To get the model run on 16G* (1-4) gpus, I think chopping docs is essencial (but of course you sacrifice the performance). Or perhaps just ignore super long documents.
We plan to release the pytorch version in the near future. Since it is super clumsy to get pytorch run on TPUs, it will be on GPUs. But not (span)BERT-large for sure (You need 2 V100 to get bert-large run even on pretty short sequences).
Thanks for your reply. I agree that randomly truncating the whole document into several consecutive sentences is essential for training, just like what Joshi has done on his BERT baseline models.
It may be feasible to chop generated questions into several chunks, for example, if we get 50 questions, and we can use a for loop to do prediction, and each time we just feed 8 or lesser questions into the model. And we can also distribute these chunks into different GPUs to speed up training.
But I believe the above two methods will inevitably hurt final performance.
the backward QA is very memory intensive. Let's say you first propose mention x, and gets qa scores for span y, denoted by s(y|x). Then you need to compute s(x|y), using y as queries. If we perseve C ys, then the memory is C times as large.

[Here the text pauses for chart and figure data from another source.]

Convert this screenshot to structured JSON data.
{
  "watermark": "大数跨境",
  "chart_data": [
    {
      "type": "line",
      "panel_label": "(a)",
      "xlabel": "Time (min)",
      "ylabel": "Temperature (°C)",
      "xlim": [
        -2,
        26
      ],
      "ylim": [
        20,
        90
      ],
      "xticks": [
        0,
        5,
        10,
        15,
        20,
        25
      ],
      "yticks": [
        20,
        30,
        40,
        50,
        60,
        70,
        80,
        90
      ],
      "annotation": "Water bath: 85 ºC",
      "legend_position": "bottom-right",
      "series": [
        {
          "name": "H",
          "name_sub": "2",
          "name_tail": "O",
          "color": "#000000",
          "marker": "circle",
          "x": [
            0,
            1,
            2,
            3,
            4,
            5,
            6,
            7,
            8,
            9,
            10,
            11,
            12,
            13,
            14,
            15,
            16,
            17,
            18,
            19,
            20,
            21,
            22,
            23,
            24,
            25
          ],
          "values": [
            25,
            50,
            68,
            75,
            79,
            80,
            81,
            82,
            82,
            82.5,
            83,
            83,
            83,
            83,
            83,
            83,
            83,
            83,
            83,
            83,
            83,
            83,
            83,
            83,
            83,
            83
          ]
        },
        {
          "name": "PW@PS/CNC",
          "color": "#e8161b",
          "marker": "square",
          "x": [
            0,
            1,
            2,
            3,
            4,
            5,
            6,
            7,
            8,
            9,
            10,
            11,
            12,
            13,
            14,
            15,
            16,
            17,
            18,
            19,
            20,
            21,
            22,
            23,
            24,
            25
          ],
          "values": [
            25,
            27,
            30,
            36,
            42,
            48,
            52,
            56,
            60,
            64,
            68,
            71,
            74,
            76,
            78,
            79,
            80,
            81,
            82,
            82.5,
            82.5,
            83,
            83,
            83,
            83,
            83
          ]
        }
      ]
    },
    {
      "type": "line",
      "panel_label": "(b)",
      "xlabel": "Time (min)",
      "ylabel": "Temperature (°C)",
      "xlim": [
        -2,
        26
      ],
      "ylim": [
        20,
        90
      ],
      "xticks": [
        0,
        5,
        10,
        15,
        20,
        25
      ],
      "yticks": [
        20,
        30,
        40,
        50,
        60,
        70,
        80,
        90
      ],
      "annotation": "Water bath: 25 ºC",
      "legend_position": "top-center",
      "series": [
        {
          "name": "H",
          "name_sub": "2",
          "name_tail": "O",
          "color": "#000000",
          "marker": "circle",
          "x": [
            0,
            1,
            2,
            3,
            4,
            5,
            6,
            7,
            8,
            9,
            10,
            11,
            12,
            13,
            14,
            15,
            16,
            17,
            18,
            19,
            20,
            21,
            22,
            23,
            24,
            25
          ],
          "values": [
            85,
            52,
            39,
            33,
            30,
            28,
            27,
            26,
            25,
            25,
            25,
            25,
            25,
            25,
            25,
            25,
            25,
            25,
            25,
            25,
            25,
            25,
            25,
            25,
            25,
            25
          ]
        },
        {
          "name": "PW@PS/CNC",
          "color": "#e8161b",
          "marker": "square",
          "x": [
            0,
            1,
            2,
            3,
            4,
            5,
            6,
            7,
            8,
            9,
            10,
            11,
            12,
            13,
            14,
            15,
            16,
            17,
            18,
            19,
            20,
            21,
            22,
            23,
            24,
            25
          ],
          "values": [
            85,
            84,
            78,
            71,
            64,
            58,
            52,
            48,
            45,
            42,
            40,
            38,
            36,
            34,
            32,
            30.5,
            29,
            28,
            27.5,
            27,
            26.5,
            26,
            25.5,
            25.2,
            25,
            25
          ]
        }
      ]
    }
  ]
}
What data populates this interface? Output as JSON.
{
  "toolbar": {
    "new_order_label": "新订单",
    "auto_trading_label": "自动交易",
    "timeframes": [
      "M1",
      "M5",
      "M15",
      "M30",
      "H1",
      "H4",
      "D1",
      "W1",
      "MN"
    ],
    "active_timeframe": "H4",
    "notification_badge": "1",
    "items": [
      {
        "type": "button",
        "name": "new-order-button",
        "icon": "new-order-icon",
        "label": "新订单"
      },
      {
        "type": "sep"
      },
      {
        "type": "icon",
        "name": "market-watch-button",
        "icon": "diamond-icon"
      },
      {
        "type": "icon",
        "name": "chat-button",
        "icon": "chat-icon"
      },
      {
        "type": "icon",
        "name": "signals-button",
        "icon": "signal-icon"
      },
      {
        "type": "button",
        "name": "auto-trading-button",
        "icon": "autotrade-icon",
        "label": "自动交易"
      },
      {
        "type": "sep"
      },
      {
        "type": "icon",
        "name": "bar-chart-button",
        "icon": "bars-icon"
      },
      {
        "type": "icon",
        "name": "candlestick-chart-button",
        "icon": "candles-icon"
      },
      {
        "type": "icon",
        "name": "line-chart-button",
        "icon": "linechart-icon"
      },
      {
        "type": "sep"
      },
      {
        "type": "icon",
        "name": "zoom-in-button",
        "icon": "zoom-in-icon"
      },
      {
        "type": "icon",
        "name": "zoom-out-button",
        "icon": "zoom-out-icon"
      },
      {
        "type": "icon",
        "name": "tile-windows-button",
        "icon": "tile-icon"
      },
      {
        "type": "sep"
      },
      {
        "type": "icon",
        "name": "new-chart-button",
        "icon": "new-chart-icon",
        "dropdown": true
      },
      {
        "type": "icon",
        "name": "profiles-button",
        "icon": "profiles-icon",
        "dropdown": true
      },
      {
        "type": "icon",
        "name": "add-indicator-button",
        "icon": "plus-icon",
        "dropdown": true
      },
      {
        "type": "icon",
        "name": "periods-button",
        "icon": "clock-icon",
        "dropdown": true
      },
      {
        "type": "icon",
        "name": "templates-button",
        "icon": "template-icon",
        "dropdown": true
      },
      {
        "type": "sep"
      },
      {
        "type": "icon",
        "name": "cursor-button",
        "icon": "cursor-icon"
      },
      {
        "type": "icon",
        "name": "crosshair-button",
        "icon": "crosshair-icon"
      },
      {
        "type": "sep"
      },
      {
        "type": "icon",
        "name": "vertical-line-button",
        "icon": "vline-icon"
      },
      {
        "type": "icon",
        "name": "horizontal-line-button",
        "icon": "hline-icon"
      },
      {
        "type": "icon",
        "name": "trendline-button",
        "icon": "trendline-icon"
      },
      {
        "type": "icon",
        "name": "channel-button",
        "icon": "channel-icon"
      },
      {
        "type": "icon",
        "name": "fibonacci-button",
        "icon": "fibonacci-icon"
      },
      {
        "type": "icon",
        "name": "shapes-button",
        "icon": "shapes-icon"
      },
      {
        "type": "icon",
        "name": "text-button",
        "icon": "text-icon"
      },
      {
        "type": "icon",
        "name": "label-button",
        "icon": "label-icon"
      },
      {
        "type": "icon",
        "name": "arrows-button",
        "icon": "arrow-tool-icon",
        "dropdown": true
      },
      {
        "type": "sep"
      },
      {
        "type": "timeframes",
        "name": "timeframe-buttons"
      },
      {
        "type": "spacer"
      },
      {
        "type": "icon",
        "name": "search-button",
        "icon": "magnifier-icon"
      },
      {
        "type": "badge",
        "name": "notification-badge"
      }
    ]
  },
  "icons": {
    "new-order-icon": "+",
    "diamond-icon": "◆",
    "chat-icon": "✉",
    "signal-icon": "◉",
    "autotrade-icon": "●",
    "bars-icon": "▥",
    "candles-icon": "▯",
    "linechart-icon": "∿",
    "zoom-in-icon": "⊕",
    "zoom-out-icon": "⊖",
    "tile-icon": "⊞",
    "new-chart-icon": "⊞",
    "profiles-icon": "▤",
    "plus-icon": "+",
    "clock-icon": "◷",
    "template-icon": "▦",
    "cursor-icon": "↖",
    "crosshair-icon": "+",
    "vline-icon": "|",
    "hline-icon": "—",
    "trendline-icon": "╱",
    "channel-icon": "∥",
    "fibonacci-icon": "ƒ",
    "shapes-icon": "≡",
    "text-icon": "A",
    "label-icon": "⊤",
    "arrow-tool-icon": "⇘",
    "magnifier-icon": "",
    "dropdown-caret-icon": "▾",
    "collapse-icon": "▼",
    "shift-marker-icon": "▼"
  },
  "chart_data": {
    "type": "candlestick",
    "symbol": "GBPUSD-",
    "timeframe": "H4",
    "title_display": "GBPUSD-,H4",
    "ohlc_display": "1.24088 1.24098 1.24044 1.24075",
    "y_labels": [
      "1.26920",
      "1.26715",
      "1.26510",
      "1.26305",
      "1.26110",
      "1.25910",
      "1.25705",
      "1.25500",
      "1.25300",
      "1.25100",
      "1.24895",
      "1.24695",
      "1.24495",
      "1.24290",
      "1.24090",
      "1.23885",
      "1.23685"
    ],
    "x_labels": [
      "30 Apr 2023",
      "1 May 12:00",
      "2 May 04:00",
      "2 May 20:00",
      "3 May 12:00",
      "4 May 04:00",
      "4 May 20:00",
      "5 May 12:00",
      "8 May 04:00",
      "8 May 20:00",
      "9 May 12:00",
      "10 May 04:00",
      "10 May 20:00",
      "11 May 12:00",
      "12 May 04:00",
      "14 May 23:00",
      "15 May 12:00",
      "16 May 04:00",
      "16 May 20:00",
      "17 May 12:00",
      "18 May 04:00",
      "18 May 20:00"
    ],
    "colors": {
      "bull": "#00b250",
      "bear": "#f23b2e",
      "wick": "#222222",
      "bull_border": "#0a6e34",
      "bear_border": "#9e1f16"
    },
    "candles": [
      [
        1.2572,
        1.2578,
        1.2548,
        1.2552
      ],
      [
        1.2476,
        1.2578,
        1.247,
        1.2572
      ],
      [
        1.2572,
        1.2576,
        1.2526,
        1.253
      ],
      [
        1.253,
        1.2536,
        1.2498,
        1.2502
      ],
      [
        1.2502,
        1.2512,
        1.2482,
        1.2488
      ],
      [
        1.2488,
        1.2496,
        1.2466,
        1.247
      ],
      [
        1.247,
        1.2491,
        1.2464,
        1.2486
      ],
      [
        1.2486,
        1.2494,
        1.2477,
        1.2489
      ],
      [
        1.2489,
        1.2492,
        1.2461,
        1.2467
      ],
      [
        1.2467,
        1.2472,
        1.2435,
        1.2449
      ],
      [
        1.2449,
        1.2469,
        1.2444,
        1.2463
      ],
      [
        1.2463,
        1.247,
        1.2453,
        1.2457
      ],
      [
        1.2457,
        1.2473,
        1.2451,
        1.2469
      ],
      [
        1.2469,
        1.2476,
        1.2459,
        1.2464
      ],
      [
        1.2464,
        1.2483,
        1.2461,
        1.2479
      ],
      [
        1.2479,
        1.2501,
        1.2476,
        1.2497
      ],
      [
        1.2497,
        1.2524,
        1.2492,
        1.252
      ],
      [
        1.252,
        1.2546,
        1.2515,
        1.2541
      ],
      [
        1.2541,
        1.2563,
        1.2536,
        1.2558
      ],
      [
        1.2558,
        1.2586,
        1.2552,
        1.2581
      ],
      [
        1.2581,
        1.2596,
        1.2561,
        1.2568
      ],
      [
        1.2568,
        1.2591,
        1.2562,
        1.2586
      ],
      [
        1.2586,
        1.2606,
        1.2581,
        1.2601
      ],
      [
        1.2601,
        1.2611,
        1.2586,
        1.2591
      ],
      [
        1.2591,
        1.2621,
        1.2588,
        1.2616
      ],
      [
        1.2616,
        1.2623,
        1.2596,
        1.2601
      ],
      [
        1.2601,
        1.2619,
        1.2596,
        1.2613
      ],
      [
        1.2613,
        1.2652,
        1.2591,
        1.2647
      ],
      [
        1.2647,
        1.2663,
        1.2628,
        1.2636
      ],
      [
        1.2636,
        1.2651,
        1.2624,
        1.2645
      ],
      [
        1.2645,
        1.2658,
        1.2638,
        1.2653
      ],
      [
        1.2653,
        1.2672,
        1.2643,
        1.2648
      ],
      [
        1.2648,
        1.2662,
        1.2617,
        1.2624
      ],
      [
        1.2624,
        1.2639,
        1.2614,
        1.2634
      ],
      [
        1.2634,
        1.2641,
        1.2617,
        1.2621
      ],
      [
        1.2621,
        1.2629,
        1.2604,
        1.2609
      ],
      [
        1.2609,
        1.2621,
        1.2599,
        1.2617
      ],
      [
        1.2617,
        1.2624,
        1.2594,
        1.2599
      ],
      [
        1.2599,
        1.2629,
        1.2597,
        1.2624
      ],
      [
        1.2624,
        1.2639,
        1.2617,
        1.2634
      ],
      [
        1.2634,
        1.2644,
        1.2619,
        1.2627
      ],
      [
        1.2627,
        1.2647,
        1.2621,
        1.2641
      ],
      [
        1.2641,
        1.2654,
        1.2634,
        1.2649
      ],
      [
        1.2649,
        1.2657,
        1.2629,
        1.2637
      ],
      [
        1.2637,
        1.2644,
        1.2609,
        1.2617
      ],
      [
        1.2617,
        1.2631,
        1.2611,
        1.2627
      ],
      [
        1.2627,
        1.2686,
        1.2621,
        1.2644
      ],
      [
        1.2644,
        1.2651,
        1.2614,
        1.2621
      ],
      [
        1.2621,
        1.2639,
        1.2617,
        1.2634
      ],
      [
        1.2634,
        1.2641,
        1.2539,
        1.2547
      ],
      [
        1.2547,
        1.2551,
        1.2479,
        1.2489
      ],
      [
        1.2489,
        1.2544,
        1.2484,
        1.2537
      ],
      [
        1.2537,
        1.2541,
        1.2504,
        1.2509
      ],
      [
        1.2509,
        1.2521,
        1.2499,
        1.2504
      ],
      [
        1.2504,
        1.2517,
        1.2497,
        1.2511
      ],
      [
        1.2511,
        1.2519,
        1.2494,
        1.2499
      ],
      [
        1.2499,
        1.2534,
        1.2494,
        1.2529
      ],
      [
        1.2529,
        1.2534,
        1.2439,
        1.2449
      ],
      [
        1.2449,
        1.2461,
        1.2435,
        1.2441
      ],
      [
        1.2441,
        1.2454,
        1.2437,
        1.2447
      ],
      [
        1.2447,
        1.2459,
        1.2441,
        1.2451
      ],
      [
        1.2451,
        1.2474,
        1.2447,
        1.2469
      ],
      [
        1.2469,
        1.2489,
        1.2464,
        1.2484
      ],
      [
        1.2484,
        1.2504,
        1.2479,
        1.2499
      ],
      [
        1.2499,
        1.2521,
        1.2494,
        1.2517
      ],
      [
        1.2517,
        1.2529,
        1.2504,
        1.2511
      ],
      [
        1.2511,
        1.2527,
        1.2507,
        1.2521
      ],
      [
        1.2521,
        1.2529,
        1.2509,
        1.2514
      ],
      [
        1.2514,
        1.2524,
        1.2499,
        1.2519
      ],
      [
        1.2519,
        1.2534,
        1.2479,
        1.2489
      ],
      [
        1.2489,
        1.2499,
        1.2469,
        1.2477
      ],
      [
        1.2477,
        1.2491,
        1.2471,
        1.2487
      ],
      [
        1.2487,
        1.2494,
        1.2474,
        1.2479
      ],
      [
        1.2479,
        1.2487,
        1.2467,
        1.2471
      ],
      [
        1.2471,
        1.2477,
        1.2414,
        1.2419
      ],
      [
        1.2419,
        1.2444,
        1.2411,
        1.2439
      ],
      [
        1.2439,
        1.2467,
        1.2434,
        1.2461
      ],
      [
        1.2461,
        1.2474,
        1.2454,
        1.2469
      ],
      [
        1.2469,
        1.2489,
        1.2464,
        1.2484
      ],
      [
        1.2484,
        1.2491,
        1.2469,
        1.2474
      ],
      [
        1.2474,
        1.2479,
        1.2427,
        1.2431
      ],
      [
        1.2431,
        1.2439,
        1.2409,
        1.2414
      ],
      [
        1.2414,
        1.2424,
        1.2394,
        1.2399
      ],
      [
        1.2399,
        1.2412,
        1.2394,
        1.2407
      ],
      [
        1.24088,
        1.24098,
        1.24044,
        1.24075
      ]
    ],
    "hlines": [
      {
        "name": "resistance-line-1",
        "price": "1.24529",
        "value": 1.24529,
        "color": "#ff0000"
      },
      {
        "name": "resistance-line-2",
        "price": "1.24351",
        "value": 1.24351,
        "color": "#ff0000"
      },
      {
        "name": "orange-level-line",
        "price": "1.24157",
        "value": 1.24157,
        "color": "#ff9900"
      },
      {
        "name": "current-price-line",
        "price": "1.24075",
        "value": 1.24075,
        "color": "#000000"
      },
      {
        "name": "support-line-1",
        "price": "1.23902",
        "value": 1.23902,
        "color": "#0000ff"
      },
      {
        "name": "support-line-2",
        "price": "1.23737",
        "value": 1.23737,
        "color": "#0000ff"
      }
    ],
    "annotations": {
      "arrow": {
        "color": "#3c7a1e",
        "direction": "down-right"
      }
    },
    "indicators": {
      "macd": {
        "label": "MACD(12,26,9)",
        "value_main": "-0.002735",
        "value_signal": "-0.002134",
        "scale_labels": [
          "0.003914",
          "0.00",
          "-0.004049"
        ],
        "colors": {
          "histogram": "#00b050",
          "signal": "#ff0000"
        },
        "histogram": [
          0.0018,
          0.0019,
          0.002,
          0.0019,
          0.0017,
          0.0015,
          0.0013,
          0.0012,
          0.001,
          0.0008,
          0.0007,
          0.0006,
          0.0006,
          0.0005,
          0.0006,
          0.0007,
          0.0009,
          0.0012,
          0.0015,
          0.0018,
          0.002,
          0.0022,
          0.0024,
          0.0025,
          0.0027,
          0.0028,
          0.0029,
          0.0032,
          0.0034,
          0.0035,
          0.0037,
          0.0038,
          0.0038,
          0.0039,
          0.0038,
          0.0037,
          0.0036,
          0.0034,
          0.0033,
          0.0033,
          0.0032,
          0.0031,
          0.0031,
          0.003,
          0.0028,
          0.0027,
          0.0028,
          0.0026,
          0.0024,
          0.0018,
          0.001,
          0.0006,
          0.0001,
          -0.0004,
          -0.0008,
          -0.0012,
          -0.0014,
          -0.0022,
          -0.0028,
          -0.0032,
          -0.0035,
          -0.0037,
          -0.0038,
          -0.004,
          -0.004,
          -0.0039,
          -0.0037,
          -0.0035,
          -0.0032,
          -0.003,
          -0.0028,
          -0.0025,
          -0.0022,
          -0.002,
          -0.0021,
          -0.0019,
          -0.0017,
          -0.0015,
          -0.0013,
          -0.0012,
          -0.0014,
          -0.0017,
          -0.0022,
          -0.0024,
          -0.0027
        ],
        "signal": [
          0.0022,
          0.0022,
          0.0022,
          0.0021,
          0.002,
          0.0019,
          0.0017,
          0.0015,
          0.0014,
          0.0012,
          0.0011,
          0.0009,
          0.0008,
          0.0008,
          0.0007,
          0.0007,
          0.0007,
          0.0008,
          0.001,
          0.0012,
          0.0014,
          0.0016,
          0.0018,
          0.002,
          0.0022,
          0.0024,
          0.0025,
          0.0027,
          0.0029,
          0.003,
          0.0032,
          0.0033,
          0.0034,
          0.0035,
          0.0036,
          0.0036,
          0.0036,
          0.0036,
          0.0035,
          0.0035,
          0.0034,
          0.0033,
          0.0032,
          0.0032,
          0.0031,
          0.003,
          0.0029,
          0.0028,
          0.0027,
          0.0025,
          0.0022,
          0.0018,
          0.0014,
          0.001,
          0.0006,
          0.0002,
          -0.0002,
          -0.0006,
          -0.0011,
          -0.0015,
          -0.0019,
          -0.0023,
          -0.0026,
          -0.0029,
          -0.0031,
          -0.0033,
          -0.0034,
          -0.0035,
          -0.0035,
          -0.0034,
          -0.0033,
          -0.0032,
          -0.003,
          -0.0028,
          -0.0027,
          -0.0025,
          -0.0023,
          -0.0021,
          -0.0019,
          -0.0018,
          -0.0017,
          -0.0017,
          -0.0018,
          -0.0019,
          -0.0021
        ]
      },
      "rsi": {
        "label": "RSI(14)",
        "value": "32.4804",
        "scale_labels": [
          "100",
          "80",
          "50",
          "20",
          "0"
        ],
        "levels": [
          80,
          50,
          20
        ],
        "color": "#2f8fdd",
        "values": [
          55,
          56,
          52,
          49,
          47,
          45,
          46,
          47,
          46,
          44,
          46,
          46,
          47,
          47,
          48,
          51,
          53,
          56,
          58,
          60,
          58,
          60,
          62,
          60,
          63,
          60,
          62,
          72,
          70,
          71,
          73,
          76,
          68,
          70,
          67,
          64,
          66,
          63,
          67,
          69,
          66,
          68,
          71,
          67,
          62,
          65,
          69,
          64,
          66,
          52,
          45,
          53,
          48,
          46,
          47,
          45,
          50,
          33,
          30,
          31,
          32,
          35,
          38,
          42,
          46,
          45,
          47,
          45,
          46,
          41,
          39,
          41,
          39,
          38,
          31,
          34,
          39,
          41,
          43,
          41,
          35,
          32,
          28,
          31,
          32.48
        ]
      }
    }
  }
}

I guess the backward QA is the most memory intensive, more intensive than all the other options. The backward QA introduces about 1 - 1.4 F1 boost, but consumes times larger memory. Remvoing the backward QA is also an option.
re: if we get 50 questions, and we can use a for loop to do prediction, and each time we just feed 8 or lesser questions into the model. And we can also distribute these chunks into different GPUs to speed up training.
This is a great suggestion. The problem is that as long as your 4-8 V100 cannot fit all questions(say 150 questions) proposed in the same doc, it will be problematic. Since you need to update your gradients after the current round and release the memory, it makes mentions proposed with the updated model different from the firstly proposed 150 mentions.
But yes, we cannot do some tradeoffs.
I don't like the inefficiency of the model in the current paper either. We will try fix them in the future work. Nice to chat :-)
Yes, the backward coreference score consumes far more memory than the forward one. I also notice that you just use the sentence that mention x resides in as the context during backward QA. Is this just a tradeoff for saving memory usage or the information provided by this sentence is enough for predicting the backward score for x and y? Because mention x and y have already been identified unlike in the forward one, where we have to find potential antecedents ys and the whole document is necessary.
Another thing is that I didn't find that you have implemented the BIO tagging scheme for finding antecedents. I have noticed another paper who use this strategy to answer multi-span questions https://arxiv.org/pdf/1909.13375.pdf. I guess it may be helpful to gain further improvements.